We can simply draw a random number from the exponential distribution and get the time of the next reaction. Keep in mind that the propensities \(\mathbf{w}\) will change at each time step, so the exponential distribution that determines the time until the next reaction is also different at each time step.

To answer the second question, we just remember that the propensities are like probabilities - if a reaction has a high propensity, it is more likely to happen, and vice versa for low propensity reactions. We want to simply sample from this distribution, which we can do using the CDF trick.

After selecting the reaction that happens next and when that reaction happens, we simply advance the time index, and update the state index accordingly. Do this over and over and you’ve generated a sample path or trajectory for this process.

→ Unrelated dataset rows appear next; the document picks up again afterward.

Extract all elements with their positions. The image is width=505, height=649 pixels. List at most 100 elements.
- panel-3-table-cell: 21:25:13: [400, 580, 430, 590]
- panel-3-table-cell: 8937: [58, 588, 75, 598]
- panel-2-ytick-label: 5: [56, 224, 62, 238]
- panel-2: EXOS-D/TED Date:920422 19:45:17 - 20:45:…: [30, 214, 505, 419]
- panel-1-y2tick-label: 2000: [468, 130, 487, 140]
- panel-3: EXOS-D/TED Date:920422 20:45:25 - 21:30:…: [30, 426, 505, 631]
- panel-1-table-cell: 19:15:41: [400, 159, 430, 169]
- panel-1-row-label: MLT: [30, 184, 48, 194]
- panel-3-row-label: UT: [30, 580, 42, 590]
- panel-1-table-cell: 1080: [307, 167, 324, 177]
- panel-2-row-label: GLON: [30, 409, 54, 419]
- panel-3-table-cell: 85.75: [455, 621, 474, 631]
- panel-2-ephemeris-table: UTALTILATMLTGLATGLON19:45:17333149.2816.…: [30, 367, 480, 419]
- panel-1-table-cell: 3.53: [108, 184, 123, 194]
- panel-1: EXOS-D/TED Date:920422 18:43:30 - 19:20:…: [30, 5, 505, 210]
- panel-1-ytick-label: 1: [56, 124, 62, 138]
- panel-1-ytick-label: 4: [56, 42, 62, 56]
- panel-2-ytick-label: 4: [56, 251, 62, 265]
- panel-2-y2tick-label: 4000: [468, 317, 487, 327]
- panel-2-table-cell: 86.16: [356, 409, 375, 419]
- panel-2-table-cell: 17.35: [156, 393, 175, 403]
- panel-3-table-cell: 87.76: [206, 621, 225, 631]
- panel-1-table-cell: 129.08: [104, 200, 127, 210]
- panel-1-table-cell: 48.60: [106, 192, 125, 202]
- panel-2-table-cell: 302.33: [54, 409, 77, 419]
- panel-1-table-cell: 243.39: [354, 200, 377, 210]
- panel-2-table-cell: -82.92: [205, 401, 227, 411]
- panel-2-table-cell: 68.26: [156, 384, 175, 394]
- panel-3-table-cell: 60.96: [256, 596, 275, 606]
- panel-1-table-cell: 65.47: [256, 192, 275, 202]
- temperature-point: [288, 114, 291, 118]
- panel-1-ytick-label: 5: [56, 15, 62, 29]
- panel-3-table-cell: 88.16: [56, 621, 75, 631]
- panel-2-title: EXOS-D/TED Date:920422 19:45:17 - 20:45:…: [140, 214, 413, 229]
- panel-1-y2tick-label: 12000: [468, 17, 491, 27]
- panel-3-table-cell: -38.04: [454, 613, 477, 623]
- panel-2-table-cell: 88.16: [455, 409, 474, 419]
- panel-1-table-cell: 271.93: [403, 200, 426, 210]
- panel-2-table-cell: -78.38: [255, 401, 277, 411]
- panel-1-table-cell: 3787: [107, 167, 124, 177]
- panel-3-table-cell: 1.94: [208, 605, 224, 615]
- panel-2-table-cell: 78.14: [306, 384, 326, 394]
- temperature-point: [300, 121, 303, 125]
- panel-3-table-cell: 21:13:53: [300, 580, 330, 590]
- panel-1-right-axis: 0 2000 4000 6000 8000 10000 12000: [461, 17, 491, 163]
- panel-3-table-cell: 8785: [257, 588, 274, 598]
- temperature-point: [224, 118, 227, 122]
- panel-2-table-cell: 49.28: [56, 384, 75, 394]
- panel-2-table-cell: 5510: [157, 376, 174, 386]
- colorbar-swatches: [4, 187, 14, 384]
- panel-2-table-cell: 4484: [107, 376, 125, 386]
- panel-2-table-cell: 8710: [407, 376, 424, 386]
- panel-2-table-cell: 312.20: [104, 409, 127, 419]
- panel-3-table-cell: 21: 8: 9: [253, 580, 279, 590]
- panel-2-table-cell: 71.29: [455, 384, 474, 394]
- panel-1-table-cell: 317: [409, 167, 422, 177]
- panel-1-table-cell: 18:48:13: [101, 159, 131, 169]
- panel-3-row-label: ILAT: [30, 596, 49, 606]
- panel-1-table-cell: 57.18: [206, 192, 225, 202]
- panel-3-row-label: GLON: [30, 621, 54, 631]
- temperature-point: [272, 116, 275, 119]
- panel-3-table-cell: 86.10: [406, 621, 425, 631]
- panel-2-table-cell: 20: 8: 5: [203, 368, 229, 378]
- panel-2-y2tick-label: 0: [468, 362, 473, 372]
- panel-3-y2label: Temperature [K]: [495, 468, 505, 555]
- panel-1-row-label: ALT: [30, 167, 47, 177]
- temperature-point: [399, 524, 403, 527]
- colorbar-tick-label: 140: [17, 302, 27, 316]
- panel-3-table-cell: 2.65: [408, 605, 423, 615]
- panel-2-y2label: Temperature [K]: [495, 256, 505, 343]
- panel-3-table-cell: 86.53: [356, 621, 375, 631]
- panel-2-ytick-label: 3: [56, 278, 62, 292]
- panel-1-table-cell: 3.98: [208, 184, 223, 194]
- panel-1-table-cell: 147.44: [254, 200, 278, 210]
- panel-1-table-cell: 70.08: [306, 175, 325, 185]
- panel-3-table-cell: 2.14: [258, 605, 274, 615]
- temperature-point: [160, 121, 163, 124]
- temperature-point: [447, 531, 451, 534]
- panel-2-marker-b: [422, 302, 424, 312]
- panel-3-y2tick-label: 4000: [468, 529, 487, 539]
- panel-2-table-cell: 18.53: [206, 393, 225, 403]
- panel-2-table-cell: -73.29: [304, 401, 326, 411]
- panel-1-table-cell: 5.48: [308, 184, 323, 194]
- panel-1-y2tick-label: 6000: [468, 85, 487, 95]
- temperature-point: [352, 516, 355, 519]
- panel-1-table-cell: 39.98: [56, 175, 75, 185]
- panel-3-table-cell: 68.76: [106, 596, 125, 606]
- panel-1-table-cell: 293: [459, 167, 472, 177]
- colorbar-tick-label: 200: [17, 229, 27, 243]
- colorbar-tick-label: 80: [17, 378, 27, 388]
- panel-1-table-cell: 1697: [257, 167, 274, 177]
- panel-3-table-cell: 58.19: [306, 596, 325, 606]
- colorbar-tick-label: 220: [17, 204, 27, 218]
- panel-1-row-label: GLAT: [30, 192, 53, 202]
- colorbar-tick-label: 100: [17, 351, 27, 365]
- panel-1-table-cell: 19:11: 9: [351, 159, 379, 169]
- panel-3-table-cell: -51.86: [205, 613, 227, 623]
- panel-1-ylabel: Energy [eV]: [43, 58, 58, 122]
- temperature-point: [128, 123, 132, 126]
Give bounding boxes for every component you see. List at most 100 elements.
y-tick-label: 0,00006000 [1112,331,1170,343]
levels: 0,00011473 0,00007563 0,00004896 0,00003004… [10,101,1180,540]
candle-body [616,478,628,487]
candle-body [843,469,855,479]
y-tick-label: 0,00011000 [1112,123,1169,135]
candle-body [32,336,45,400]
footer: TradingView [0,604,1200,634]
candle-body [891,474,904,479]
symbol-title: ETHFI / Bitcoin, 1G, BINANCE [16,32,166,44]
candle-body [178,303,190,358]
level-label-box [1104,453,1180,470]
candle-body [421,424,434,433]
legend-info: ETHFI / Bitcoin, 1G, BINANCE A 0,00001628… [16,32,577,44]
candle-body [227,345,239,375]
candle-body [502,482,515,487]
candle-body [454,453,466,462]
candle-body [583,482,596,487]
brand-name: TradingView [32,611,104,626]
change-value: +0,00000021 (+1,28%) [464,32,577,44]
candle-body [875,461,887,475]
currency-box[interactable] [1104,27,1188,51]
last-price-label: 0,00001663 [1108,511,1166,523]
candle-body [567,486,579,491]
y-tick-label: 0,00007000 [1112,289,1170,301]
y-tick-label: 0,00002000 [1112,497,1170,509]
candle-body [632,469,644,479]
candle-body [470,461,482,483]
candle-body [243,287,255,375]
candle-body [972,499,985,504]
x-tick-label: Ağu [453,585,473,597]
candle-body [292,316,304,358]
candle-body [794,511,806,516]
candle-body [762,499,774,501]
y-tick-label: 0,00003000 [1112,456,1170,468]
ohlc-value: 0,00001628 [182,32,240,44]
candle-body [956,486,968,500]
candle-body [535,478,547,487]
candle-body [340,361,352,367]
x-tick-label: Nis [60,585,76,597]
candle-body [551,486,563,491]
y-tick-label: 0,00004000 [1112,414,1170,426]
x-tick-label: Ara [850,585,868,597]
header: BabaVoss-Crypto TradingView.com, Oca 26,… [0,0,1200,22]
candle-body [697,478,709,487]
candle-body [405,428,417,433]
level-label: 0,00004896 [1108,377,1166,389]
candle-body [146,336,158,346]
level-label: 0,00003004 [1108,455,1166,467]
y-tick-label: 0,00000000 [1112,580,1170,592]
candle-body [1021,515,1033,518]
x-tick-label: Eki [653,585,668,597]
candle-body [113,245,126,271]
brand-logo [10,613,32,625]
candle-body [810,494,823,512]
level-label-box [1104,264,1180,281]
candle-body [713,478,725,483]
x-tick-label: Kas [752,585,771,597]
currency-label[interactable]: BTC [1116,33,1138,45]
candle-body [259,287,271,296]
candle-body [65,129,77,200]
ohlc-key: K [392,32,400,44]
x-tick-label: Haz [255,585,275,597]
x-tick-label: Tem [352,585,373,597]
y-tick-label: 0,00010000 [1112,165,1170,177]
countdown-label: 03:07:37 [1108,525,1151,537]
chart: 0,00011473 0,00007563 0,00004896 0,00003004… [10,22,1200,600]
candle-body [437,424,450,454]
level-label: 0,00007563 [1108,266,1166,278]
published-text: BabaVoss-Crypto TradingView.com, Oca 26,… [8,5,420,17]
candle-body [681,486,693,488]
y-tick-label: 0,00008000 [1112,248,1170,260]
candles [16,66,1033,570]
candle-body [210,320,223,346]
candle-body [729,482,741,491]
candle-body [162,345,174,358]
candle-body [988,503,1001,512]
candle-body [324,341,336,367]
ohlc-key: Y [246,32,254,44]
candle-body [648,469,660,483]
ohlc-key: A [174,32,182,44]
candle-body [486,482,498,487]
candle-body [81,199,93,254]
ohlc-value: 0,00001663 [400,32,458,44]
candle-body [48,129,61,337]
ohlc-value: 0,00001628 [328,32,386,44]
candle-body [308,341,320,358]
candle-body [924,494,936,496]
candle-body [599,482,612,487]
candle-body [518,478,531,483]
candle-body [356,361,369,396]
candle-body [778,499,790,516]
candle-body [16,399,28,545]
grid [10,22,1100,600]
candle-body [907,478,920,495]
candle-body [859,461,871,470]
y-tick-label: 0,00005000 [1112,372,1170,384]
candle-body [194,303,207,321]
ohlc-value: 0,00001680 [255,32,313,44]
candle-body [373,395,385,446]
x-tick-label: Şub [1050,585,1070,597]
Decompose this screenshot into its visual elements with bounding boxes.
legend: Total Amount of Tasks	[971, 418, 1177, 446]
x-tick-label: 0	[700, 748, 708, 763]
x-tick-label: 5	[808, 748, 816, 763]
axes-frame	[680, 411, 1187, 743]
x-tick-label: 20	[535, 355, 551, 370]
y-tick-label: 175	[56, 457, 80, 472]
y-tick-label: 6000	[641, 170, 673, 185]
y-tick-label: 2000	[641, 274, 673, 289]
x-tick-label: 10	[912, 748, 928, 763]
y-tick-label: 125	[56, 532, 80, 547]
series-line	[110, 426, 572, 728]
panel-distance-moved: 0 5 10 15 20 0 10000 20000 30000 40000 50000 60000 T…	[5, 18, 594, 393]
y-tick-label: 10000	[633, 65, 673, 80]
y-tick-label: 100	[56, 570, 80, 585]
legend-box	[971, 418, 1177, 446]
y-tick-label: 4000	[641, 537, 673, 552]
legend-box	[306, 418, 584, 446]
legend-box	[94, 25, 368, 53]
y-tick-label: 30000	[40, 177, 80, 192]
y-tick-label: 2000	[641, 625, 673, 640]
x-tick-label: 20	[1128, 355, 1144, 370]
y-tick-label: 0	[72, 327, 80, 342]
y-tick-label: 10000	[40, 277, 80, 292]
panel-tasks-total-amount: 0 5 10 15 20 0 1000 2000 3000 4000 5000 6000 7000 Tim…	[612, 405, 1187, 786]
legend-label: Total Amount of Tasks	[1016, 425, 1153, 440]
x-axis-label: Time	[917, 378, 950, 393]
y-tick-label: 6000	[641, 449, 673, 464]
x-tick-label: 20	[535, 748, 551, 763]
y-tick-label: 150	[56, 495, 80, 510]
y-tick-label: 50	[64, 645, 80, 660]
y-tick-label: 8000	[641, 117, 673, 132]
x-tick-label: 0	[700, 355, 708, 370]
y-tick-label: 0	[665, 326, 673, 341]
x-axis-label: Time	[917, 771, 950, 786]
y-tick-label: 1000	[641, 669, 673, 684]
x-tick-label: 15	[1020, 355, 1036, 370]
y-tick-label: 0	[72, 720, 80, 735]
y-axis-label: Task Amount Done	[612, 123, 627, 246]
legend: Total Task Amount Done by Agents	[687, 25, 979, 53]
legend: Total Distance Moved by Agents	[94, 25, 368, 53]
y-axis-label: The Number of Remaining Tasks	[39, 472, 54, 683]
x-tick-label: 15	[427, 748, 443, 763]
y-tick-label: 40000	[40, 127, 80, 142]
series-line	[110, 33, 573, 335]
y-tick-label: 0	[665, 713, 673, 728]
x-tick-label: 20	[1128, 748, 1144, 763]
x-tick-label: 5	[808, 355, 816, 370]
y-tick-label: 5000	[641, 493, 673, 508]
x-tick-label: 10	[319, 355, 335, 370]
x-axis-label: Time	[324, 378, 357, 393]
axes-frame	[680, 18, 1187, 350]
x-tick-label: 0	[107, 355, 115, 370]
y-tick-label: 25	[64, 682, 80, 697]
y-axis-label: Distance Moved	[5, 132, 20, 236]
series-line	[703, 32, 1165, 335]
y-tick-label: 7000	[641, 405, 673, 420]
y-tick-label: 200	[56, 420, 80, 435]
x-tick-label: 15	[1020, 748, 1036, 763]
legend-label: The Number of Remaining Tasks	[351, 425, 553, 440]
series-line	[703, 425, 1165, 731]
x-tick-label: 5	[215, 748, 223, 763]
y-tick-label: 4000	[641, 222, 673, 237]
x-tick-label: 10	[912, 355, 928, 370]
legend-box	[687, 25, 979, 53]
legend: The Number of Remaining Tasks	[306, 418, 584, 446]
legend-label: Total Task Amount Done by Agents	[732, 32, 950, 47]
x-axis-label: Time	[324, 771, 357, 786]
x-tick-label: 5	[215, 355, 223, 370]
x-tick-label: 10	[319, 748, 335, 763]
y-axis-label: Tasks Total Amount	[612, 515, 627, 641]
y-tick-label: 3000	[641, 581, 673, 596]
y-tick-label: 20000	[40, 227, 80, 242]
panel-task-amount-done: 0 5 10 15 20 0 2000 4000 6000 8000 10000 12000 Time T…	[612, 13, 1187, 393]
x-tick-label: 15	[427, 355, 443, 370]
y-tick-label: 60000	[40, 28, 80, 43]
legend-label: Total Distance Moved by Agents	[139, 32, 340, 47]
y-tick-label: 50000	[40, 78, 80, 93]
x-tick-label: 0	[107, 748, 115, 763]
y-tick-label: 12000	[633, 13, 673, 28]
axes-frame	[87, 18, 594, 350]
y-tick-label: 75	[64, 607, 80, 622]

Below are simple codes for the SSA in python, MATLAB, and Julia, with a link to the source. In terms of performance (for a simple birth and death model), Julia and MATLAB perform about equally well, and python is quite a bit slower.

Code

MATLAB

function end_state = ssa(t_f, x0, stoich_mat, W1,W0)

  x = x0;
  t = 0;
  while (t < t_f)

    a = W1*x+W0;
    a0 = sum(a);

    u1 = rand();
    u2 = rand();

    % Update time
    tau = min(log(1/u1)/a0, t_f - t);
    t = t + tau;

    % Update state
    r = find(cumsum(a) > u2*a0, 1, 'first');
    x = x + stoich_mat(r, :);
  end
  end_state = x;
end

source

Python

def ssa(W0,W1,S,tf,x0):
    '''
    a simple SSA. 
    '''
    x = x0 
    t = 0
    while t<tf:
        a = W1.dot(x)+W0
        a0 = np.sum(a.ravel()) 
        # get some random numbers
        u1 = np.random.rand()
        u2 = np.random.rand()

        # update the time vector 
        tau = np.min([np.log(1/u1)/float(a0), tf-t])
        t+=tau

        # update the state
        r = np.where(np.cumsum(a)>u2*a0)[0][0]
        x += S[r,:].reshape((1,1))
    return x

source

Julia

function ssa(W0,W1,S,tf,x0)
    # Simple ssa function in julia. 
    x = x0
    t = 0 
    while t<tf
        a = W1*x+W0
        a0 = sum(a)
        
        # Get some random numbers. 
        u1 = rand()
        u2 = rand()

        # update the time
        tau = minimum([log(1/u1)/a0, tf - t]);
         t = t+tau

         # update state
         r = find(cumsum(a).>u2*a0)[1]
         x = x + S[r,:]
     end
     return x
end

source

Thanks to Huy Vo for the initial MATLAB code and kind suggestions.